Paffoh and I have decided to head for googong tomorrow morning, if anyone else is keen you are welcome to join us.

Will be hitting the main gate around 8am and heading south past the island and probably onto wells inlet, we're planning to spend as long as possible out there and taking lunch aswell.


----------



## paffoh (Aug 24, 2006)

Coolness, so many lures... If I swap every 10 minutes for eight hours I should be able to cover all bases, mind you I will have to switch to a Spinnerbait now and then to stir up some fish for Funda.

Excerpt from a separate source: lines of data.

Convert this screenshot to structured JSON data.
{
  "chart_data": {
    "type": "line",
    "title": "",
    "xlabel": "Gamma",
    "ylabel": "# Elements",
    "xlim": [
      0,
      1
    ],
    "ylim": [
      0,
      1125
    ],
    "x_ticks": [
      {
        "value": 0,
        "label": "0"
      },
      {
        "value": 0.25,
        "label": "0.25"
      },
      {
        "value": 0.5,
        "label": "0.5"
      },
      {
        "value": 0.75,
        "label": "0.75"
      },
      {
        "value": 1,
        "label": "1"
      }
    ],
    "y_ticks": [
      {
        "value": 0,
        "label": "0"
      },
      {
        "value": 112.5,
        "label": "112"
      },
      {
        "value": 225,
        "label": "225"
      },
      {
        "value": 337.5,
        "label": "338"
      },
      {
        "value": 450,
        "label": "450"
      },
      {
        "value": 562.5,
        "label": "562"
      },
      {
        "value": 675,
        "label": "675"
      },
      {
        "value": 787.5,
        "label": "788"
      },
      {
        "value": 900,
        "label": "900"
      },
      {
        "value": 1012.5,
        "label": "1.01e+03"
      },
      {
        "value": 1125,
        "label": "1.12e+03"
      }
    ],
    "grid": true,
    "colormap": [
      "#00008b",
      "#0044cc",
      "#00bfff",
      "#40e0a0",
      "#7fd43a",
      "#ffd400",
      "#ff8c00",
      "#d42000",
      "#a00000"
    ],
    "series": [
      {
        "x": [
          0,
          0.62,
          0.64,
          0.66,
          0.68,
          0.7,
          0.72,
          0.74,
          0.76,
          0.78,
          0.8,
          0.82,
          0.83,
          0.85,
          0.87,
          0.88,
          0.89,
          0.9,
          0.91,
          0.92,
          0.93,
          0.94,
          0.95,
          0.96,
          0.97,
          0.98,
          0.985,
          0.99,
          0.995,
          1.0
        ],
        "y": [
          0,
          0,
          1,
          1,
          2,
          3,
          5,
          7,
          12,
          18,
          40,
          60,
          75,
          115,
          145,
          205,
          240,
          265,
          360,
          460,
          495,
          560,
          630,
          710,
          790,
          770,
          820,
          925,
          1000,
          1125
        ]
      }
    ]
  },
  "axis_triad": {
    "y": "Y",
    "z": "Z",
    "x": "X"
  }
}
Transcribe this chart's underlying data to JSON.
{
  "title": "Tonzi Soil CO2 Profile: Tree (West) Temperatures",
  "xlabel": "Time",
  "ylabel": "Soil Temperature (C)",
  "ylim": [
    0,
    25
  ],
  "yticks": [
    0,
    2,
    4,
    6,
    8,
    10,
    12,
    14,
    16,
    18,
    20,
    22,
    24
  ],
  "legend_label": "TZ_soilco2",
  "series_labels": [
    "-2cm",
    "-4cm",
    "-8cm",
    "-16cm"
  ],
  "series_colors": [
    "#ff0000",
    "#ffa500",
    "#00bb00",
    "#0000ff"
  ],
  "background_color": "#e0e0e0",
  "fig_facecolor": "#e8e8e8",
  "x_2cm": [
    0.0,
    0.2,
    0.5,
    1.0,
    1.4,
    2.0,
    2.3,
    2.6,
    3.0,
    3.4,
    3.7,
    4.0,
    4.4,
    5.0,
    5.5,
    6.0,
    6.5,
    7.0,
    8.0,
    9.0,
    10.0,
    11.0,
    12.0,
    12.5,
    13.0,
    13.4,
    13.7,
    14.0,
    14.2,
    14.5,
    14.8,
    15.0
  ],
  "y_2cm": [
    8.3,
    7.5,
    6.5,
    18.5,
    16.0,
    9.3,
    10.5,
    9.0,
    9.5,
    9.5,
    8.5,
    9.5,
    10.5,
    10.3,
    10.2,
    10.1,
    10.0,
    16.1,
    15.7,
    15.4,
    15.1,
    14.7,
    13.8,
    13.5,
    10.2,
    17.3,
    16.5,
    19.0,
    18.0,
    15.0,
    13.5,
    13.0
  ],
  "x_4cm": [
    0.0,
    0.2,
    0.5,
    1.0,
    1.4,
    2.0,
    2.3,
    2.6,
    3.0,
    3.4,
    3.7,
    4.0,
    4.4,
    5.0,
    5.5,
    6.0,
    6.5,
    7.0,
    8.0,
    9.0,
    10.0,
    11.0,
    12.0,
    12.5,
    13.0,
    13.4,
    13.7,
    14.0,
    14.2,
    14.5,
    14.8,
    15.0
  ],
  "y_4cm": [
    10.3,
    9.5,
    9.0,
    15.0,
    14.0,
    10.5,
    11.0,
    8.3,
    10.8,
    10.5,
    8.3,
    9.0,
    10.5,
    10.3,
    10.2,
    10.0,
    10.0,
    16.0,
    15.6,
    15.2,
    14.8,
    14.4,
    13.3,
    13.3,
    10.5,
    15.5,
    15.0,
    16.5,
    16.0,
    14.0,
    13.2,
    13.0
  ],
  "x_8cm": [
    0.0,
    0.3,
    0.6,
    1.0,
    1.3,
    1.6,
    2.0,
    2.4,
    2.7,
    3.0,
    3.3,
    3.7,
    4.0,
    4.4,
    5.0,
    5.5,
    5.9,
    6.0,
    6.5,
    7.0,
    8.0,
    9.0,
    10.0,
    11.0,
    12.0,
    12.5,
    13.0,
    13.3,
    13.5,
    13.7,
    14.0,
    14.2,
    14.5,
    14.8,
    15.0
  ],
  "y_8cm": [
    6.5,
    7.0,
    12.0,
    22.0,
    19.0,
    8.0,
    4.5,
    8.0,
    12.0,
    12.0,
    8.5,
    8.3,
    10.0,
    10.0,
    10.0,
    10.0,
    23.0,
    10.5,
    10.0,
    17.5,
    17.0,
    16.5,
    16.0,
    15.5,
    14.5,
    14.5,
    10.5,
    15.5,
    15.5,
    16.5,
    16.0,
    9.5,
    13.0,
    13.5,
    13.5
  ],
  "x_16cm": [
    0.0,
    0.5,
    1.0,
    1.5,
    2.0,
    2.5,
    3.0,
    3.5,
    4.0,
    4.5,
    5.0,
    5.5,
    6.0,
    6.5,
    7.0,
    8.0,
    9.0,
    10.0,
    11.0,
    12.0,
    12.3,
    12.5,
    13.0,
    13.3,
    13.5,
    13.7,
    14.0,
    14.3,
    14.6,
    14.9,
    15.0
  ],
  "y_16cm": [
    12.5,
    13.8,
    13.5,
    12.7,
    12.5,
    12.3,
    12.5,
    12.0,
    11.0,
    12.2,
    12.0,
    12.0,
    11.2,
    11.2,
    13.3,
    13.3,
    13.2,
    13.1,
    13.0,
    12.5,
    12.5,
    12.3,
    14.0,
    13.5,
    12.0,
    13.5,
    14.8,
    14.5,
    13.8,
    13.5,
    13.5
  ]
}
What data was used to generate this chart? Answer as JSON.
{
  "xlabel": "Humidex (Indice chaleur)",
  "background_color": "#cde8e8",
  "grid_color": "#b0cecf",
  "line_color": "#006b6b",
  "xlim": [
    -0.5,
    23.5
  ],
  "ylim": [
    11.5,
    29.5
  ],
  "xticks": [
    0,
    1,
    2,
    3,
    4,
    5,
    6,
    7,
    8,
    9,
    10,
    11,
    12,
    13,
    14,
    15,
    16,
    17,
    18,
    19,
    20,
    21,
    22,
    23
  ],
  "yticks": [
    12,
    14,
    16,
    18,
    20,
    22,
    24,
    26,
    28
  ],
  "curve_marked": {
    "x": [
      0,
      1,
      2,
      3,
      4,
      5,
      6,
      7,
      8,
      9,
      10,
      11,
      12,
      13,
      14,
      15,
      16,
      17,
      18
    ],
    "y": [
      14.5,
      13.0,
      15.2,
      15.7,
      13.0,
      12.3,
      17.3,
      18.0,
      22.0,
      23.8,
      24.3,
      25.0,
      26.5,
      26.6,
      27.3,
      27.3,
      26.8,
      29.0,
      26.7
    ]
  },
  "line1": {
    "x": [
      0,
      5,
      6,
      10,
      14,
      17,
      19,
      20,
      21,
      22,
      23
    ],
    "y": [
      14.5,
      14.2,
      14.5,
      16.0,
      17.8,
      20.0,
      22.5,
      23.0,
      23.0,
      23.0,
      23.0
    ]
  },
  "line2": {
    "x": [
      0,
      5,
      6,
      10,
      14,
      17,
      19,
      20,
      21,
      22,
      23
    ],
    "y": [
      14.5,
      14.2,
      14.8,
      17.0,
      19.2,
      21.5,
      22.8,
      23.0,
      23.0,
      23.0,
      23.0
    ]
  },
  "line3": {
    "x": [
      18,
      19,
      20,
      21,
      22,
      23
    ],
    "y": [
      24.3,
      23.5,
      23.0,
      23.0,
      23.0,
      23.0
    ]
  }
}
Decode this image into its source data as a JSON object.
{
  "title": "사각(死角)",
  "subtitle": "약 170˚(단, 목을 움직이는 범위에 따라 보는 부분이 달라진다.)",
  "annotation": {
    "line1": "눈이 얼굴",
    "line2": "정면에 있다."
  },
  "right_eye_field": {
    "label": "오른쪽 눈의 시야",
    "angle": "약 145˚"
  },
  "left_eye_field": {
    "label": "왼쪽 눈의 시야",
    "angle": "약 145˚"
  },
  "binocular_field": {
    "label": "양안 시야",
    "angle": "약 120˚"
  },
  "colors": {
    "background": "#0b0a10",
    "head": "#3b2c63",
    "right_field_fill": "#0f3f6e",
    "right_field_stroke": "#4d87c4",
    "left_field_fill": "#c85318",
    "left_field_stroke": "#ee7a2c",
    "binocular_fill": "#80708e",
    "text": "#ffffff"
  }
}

No idea how heavy to fish, guess I will take the Sol and the Heartland plus the now infamous Nitro Undertaker complete with TDA 153HST.

Anyone else gonna come?


----------



## RedPhoenix (Jun 13, 2006)

Unfortunately, due to the change in ownership of this web site and the lack of response by the owners to my requests to remove my email address from all administrative-level notifications and functionality, I have decided to remove my posts on AKFF. Thank you for the great times, the fantastic learning experiences and the many many fish. If you are desperate for the old content of this particular post, it is available below base64 encoded and bzip2 compressed.

Red.

----

QlpoOTFBWSZTWUAmeb0AAAvfgAASYCUACACAGAAvz54gIABIinoxR6jQyGm1PKFDQAAANBACKYI3GkS+vRDOigs47cUc+mLKMSBVu2I8Nx5AlgEyUC/4u5IpwoSCATPN6A==


----------



## craig450 (May 11, 2007)

Im in for sure guys, ill be there at 8.
I was there a few weeks back and the ranger didnt open the gates till just after 10am, there was about 6-7 cars parked at the gate waiting. He was not very popular that day.


----------